Despite frigid temperatures, drifting snow and hazardous travel conditions, more than 50 farmers and agribusiness professionals came together Wednesday at North Central Research Extension Center for the Ward County Ag Improvement Association annual meeting to discuss the group's growth and current agricultural issues.
Aside from electing directors and analyzing financial documents, the meeting focused on issues farmers are currently facing moldy, high-moisture corn and its effect on health, volatility in fertilizer and commodity markets, small grain storage issues and weed control in direct planting systems. Presentations by industry representatives and members of North Dakota State University Extension Serviceaddressed these issues and more during the event..
With storage space in short supply and the potential hazards associated with storing high-moisture grain, farmers have increasingly turned to the use of poly "ag" bags or in some cases piling their wheat, corn and barley crops.
Ken Hellevang, ag and biosystems engineer, spoke about the potential dangers and correct positioning of both methods.
Although sealed, ag bags don't prevent mold growth or insect infestation because oxygen is still present, he said, and if they become torn they can actually attract insects, rodents and other animals. Because of the large surface area, the temperature of the bags needs to be closely monitored and the bags should only be used to store grain as a short-term solution.
For the best results, Hellevang advises farmers to use ground that is elevated and the surface smooth to avoid drainage issues and the bag or piles should run north to south so that both sides receive the same amount of sunlight and will thus produce a uniform environment.
2010 Ward County Ag Improvement Association Board of Directors
President: Bob Finken
Vice President: Lenny Rodin
Treasurer: Greg Simonson
Secretary: Mike Rose
District 1: Troy Coons and Lenny Rodin
District 2: Aaron Haaland and Kevin Asmundson
District 3: Greg Simonson and Kory Nelson
District 4: Greg Marshall and Jeff Martin
District 5: Steve Beck and Larry Widdel
District 6: Glen Hauf and Bob Finken
District 7: Delvin Fannik and Dennis Krueger
At Large: Jimmy Peters
Proper moisture control is especially key when using the pile method.
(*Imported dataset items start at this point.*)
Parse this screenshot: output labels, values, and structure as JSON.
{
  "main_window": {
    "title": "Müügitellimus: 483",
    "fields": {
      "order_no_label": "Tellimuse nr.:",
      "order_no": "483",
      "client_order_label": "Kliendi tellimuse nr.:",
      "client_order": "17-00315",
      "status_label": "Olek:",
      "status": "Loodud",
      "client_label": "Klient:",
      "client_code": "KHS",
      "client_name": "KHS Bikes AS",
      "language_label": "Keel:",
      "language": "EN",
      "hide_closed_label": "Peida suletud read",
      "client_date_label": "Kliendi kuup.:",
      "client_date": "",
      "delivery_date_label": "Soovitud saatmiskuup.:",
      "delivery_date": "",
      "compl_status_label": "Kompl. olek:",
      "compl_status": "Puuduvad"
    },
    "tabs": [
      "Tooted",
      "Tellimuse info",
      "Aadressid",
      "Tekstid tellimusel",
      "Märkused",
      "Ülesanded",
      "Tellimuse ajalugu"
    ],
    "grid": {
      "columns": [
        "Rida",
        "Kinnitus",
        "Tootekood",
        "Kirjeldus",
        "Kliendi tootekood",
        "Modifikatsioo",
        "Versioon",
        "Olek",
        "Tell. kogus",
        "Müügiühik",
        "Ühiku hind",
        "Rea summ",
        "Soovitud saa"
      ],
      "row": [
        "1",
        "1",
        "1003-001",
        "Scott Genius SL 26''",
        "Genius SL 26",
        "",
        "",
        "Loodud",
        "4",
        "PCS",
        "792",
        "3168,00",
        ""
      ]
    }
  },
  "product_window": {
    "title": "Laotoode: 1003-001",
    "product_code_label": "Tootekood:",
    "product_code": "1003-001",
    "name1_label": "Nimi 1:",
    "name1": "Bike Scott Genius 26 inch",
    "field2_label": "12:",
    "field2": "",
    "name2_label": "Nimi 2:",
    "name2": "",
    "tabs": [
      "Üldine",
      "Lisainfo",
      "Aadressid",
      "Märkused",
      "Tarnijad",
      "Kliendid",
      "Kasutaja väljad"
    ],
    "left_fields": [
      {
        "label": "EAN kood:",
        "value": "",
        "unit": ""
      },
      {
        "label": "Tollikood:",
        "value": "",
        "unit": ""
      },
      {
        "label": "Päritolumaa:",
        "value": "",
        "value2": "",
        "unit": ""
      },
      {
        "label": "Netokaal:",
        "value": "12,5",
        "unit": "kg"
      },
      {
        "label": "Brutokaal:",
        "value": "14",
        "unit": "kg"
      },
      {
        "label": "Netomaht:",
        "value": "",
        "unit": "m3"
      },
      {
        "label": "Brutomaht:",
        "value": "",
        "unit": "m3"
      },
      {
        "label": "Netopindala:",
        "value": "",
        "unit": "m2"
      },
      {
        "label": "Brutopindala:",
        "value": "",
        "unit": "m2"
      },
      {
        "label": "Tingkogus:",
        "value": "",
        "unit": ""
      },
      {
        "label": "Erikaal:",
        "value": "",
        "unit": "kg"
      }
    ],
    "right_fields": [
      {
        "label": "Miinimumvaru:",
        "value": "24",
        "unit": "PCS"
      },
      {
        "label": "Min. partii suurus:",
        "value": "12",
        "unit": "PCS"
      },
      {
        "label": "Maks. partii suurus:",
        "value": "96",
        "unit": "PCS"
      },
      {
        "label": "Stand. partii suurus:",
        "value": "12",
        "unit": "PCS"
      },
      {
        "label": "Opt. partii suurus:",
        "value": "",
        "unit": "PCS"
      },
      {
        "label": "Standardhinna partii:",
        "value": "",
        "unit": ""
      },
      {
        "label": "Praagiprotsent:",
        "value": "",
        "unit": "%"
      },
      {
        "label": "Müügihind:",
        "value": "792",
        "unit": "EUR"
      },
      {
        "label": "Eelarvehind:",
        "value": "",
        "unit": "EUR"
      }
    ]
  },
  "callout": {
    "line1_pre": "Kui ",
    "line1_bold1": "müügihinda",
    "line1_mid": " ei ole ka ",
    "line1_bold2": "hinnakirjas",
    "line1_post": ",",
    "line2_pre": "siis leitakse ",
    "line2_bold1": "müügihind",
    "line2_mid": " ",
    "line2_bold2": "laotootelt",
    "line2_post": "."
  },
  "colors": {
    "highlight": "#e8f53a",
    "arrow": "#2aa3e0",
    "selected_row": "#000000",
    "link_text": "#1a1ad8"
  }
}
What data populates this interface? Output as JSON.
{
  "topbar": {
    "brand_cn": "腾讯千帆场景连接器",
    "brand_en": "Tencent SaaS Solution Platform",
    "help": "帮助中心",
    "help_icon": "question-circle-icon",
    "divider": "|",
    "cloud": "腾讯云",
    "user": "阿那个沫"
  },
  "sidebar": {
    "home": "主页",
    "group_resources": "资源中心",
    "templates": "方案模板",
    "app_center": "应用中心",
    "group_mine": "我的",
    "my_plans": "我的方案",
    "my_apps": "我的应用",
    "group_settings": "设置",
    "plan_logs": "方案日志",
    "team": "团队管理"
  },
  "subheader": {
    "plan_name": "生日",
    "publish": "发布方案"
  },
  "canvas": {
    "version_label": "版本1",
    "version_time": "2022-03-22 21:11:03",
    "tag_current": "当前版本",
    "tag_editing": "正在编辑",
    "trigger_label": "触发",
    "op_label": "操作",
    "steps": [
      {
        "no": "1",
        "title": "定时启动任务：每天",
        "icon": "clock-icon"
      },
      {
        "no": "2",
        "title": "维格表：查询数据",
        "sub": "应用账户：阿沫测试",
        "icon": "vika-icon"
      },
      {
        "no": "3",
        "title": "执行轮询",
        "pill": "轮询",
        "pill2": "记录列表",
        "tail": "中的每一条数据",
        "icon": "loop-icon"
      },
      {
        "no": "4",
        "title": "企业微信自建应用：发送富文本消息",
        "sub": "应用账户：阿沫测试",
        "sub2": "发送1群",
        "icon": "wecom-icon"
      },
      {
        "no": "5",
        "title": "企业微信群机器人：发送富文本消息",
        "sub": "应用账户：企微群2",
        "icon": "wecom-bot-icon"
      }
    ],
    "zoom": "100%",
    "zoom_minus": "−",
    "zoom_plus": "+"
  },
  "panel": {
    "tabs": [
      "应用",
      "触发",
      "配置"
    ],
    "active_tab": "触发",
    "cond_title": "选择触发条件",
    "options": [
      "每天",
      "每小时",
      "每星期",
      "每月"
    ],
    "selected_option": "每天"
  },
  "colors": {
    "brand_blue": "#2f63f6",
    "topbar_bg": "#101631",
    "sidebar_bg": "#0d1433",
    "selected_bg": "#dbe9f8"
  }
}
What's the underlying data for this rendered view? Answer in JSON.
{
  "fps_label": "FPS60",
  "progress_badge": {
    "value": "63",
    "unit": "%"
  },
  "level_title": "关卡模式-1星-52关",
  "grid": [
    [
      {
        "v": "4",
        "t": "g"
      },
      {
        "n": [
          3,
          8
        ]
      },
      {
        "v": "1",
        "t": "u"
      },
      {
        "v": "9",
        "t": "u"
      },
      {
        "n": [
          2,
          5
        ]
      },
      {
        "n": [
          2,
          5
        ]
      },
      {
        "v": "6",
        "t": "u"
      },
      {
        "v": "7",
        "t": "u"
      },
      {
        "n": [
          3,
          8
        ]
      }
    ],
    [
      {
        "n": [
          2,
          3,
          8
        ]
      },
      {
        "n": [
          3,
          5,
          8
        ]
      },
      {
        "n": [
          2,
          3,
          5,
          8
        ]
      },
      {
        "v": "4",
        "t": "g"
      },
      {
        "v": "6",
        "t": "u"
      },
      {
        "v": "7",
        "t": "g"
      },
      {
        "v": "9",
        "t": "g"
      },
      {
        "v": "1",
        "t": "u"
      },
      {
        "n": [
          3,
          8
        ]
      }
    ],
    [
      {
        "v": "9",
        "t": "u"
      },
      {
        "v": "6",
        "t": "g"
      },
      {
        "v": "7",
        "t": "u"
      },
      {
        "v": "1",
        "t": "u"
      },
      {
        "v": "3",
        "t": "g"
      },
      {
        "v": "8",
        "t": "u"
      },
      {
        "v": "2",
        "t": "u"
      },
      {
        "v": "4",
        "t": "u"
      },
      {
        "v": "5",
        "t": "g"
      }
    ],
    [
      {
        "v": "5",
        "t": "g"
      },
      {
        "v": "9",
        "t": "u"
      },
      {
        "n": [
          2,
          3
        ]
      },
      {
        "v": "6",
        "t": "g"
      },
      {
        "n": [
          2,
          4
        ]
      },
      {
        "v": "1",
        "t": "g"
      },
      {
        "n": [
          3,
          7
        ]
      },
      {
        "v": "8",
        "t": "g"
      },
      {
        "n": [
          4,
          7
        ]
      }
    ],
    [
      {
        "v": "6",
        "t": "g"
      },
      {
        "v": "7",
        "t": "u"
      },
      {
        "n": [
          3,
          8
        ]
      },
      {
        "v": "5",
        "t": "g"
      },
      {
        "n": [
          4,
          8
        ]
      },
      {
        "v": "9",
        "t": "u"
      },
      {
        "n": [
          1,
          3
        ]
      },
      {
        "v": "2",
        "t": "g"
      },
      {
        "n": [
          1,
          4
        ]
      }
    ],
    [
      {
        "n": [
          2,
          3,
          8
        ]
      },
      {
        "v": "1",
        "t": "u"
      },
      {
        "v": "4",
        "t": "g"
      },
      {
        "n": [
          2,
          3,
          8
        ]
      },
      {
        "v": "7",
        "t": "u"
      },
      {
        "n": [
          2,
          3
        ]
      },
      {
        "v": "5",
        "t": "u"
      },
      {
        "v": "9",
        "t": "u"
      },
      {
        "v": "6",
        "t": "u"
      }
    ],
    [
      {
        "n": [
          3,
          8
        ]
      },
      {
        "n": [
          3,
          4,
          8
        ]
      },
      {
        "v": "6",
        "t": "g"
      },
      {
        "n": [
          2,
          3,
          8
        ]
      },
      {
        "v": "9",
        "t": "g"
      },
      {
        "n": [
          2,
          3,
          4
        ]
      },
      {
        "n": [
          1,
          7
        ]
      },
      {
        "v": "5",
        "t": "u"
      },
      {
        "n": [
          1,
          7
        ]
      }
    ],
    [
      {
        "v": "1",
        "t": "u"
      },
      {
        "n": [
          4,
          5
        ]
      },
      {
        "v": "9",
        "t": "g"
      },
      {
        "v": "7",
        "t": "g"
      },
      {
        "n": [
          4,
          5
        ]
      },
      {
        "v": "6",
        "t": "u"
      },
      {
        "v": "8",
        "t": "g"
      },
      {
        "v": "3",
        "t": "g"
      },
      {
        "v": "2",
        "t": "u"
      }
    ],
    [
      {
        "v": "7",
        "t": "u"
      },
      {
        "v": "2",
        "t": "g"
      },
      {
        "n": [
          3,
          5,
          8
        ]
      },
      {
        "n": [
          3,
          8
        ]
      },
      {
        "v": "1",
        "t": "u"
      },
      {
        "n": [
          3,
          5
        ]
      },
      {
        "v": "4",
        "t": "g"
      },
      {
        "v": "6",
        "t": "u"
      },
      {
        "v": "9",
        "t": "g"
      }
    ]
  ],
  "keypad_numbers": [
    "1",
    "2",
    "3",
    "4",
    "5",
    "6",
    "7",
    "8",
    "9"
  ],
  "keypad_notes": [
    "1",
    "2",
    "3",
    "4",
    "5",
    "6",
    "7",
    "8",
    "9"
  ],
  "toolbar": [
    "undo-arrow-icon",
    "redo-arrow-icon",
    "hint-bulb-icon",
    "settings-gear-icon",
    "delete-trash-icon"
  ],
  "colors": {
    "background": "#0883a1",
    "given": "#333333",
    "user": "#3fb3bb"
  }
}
"If it rains one inch, which isn't a lot, on a 100 (foot) by 400 (foot) area, that's 25,000 gallons of water running over your pile," Hellevang said. "We lose millions of bushels of grain each year due to it being piled. It should only be used as an absolute last resort."
If a pile is the only option, Hellevang said the bigger the pile the better, but it needs to be aerated and covered to ensure uniform temperature and to reduce an increase in moisture content.
Temperature and moisture were the key factors behind the widespread occurrence of mold on this year's corn crop.
To inhibit further mold growth in a long-term storage situation, Hellevang said corn needs to have a moisture level of 13.6 percent and should be cooled to between 20 and 30 degrees which will kill any insects present and will prohibit mold growth.
While the mold found in this year's corn crop was Cladosporium, a non-toxic type of mold, the mere presence of any mold can have a negative impact on health.
Farmers lung and organic dust toxic syndrome, an allergic disease caused by inhaling mold spores which results in lung tissue damage, is not overly common in farming, Hellevang said. However, recent research has indicated that most people do have a negative reaction to mold be it living or dead in the form of headaches, upper respiratory problems, skin irritation and inflammation.
To minimize exposure, Hellevang advises producers to use respiratory protection that has two straps and has the highest efficiency rating available.
The 2010 growing season is still months away, but farmers are already purchasing their inputs and the most expensive fertilizer was among the topics discussed Wednesday.
Jeff Dixon, territorial representative for Agrium, a major global wholesale producer of fertilizer, described the current global fertilizer situation and its impact on American farmers.
Dixon said volatility in markets for nitrogen fertilizer, being a natural gas-based product, began in January, 2001, when the price of natural gas exploded, causing an industry-wide panic and a shift in global production from North America to areas of the Middle East and Asia where natural gas was cheaper to produce.
Also, he said, the substantial increase in demand from countries like China and India and the lengthy start-up time for new plants added to volatility.
"The U.S. represents a small percentage of the nitrogen consumed in the world annually and we produce less nitrogen than we consume," Dixon said. "That forces U.S. farmers to compete against foreign governments who have greater buying power and aren't concerned about paying more."
According to industry experts, Dixon said fertilizer demand is increasing by 2 million to 3 million tons each year, which is the equivalent of opening two new plants each year.
He added that while new plants are coming online to stabilize supply, they are not being built in the United States or in North America because of strict environmental laws. Instead, they are being built in oil-rich countries a fact which could further complicate commodity markets.
Despite this, with the slow economic recovery and the discovery of additional natural gas sources in North America, Dixon said he believes the fertilizer market will be less volatile in the next five years as long as the other commodities don't spike.
"If crude goes to $100, fertilizer will go right up with it because it will drag up corn, beans and other commodities," he said.